After reaching local highs in June, the value of FX deposits in the US has been shrinking for two consecutive months and is currently at its lowest since January 2024, when it was just under $530 million.
The data doesn't align with the Cboe report from the same month, which showed forex market activity remaining high, with volumes rising to $1.1 trillion.
Only Charles Schwab and Interactive Brokers Reported Growth
Looking at the distribution of volume declines among individual trading companies, only Charles Schwab and Interactive Brokers reported positive changes. Charles Schwab saw a 2.2% increase, while Interactive Brokers experienced a significant 12.5% growth, equivalent to $3.7 million.
On the other hand, IG US recorded the strongest depreciation at nearly 15%, dropping by $9 million to $33.7 million. OANDA also noted a substantial nominal loss of almost $8.3 million. However, in percentage terms, it was significantly smaller than IG US, at 4.5%.
Financial Reporting Requirements for US Forex Brokers
The CFTC plays a crucial role in ensuring the financial health and transparency of Forex brokers operating in the United States. Retail Foreign Exchange Dealers (RFEDs) and Futures Commission Merchants (FCMs) must submit detailed monthly financial statements to the regulatory body.

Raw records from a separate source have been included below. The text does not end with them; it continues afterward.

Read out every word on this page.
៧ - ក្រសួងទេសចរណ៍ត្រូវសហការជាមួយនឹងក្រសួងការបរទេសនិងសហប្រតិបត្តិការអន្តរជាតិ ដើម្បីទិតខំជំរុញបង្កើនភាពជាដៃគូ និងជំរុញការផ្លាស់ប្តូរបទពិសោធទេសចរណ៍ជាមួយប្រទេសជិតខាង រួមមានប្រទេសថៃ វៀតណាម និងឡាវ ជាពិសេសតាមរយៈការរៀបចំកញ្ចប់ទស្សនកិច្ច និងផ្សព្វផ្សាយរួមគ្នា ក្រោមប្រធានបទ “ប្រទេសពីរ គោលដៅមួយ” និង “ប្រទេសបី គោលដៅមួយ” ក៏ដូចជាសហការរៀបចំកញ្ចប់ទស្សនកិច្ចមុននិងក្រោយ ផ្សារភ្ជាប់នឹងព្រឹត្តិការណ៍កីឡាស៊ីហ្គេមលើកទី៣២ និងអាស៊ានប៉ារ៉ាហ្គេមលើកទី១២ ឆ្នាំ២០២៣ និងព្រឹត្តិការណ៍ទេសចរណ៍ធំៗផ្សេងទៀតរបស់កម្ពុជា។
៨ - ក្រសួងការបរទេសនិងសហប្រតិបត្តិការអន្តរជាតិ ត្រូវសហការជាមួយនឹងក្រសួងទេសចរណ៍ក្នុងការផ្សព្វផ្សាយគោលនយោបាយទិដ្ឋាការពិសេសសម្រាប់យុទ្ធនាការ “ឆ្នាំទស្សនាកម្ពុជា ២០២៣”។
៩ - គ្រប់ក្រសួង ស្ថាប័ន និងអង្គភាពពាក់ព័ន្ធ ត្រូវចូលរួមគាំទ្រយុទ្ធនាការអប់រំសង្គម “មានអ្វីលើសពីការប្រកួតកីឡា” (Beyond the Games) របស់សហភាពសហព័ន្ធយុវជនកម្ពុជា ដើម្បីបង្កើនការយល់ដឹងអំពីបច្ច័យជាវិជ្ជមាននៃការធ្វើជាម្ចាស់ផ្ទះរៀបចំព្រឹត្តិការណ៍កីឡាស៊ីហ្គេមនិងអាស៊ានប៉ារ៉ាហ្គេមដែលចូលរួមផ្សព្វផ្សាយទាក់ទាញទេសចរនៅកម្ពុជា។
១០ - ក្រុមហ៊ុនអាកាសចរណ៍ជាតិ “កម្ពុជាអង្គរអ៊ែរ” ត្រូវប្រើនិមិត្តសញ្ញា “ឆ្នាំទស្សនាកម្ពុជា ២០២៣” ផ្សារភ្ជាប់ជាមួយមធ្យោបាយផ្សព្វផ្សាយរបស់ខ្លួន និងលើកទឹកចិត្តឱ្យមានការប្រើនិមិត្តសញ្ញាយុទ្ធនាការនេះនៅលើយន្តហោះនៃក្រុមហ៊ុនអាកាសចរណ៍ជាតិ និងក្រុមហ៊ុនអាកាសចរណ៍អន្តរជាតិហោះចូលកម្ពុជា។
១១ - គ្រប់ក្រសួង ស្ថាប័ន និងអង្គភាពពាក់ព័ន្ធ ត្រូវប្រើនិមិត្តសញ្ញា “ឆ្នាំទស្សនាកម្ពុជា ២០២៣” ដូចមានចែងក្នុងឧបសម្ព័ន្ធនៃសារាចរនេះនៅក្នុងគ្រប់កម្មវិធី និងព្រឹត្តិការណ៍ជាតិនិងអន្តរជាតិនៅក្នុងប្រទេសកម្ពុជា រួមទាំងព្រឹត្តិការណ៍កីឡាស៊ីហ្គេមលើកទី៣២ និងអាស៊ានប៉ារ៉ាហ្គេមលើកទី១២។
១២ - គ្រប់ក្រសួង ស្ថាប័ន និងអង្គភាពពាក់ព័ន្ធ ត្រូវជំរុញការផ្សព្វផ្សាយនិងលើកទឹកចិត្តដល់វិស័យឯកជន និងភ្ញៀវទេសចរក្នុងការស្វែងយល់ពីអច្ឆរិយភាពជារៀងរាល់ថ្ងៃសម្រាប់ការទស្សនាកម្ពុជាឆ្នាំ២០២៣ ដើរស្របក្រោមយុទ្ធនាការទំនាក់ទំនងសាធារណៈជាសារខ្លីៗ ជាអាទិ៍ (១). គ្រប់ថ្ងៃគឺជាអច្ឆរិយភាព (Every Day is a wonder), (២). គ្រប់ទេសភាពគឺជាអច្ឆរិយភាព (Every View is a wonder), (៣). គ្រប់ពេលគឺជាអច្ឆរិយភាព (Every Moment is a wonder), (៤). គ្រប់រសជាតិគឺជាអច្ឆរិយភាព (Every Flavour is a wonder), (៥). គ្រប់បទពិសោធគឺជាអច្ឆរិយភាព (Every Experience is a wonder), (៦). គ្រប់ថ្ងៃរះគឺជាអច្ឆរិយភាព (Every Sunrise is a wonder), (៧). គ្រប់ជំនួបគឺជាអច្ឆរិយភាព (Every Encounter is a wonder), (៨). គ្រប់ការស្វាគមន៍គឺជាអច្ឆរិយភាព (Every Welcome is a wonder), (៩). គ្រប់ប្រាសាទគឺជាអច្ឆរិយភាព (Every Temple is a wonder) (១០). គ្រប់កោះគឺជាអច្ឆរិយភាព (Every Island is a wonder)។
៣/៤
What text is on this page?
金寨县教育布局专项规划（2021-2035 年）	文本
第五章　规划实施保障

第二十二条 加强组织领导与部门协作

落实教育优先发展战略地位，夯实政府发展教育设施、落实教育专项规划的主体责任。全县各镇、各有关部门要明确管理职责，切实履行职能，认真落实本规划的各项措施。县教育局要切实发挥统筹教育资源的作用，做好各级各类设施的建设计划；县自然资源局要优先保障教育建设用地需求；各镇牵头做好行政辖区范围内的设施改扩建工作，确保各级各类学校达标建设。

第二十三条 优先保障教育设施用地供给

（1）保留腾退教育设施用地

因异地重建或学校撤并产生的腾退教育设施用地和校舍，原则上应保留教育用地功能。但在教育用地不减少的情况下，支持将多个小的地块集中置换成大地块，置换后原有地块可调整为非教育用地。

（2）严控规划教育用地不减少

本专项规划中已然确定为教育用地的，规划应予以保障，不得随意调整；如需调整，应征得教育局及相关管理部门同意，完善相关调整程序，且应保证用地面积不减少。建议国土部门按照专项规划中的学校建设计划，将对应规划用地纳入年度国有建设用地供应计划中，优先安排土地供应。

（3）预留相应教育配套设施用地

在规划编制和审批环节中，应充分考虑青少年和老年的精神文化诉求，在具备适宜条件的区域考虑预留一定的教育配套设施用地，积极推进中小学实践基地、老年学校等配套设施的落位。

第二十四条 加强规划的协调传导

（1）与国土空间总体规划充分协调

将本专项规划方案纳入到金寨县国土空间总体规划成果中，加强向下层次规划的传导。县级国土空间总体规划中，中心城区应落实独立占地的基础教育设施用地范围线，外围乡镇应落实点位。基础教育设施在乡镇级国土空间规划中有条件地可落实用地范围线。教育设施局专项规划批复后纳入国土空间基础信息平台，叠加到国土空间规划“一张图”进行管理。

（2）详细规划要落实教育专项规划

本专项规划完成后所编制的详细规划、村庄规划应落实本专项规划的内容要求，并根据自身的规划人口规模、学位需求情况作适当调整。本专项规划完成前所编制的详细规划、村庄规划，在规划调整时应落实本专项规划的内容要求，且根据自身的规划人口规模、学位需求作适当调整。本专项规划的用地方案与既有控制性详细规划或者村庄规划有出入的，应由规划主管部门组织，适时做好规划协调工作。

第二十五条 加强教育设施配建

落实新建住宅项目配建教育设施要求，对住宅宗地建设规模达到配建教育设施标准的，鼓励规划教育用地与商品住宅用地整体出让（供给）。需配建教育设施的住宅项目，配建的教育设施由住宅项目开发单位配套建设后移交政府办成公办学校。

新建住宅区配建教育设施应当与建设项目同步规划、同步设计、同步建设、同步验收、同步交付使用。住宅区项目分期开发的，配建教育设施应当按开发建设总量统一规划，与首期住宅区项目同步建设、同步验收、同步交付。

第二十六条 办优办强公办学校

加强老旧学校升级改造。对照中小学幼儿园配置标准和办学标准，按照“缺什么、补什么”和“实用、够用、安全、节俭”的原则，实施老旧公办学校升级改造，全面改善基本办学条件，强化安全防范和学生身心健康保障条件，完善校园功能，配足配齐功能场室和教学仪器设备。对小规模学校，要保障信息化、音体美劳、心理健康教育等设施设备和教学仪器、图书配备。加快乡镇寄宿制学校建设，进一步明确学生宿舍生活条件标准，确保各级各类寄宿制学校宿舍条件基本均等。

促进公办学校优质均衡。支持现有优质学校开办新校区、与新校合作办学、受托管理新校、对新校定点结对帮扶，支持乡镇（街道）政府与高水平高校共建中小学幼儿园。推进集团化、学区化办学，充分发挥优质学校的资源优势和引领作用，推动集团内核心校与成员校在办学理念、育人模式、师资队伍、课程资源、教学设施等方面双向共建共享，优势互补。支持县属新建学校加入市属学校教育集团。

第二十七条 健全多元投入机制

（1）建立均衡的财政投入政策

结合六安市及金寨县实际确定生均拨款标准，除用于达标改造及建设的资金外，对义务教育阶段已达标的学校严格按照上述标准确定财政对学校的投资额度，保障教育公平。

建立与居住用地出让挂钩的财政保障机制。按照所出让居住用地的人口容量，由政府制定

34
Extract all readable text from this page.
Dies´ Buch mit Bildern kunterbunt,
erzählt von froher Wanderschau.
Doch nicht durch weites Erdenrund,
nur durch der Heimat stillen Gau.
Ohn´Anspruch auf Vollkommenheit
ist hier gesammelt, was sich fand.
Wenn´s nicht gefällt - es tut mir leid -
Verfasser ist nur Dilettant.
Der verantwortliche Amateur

These reports are required to include essential financial metrics such as:
- Adjusted net capital
- Client assets
- Retail forex obligations
Retail forex obligations represent the total assets held by FCMs or RFEDs on behalf of their clients, accounting for any realized profits or losses. This requirement applies to all 62 registered RFEDs and FCMs in the United States, including well-known entities like Charles Schwab, Gain Capital, IG, Interactive Brokers, OANDA, and Trading.com. These firms must publicly disclose their financial commitments, promoting industry-wide transparency.
Recent observations suggest that FCMs are heavily investing in cutting-edge front-end technologies. This strategic move aims to improve operational efficiency and strengthen its competitive position in the dynamic derivatives market.